# San Roque Area - Internet?



## Zimtony (Jun 28, 2008)

A friend of mine has bought a place near San Roque and is looking for an internet provider. He has had a bad experience with Telefonica in the past (amazing, I can't believe that!!!) and does not want to use them. Here in the Guadlahorce valley there are numerous wireless interntet providers, but he can't find anyone down San Roque way. Does anyone have any suggestions? As his MMCG, I am supposed to be setting him up, but I am a bit lost. HELP!!!


----------



## SteveHall (Oct 17, 2008)

Let me make a phone call in the morning - I'm not sure if a friend goes that far along the coast.


----------



## Zimtony (Jun 28, 2008)

SteveHall said:


> Let me make a phone call in the morning - I'm not sure if a friend goes that far along the coast.


Thanks Steve, not sure who your friend is, but if it is Jason, I have already checked with him. Please let me know
Cheers
Tony


----------



## SteveHall (Oct 17, 2008)

Sorry, Laurence does not cover that far- Jason @ Mercury was recommended. Can he supply?


----------



## Zimtony (Jun 28, 2008)

SteveHall said:


> Sorry, Laurence does not cover that far- Jason @ Mercury was recommended.
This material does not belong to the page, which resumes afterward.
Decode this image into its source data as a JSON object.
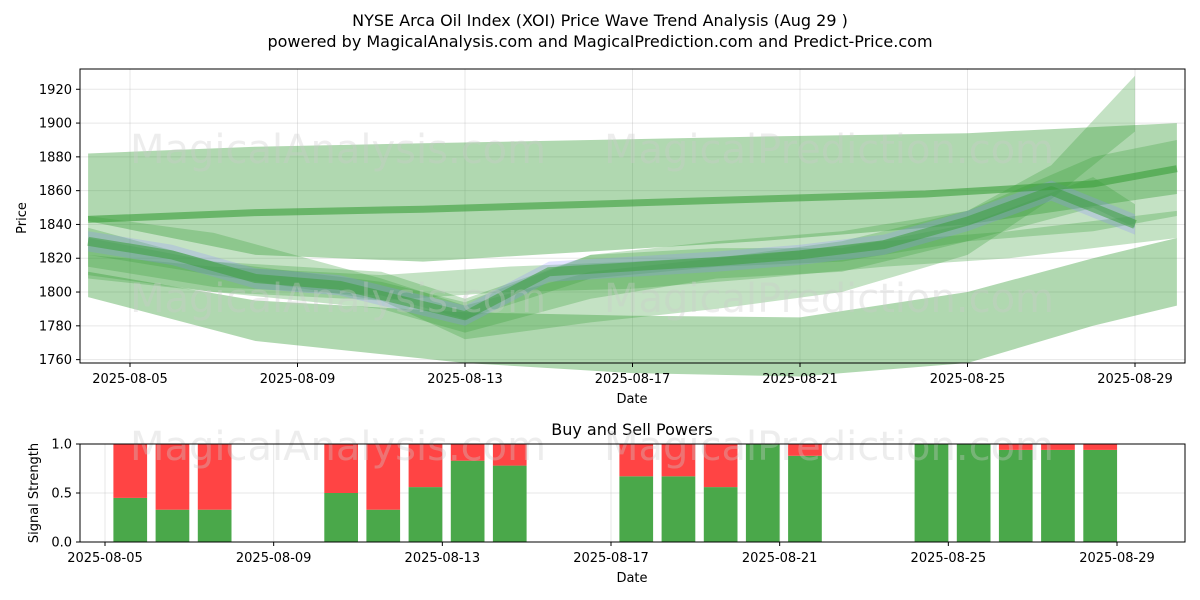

Can he supply?


Hi Steve, thanks for your jelp. Unfortunately Jason can't help either so looks like good old Telefonica!!
Cheers
Tony


----------



## Zimtony (Jun 28, 2008)

Zimtony said:


> Hi Steve, thanks for your jelp. Unfortunately Jason can't help either so looks like good old Telefonica!!
> Cheers
> Tony


"jelp"?? I meant help, although jelp sounds like it should be a word!


----------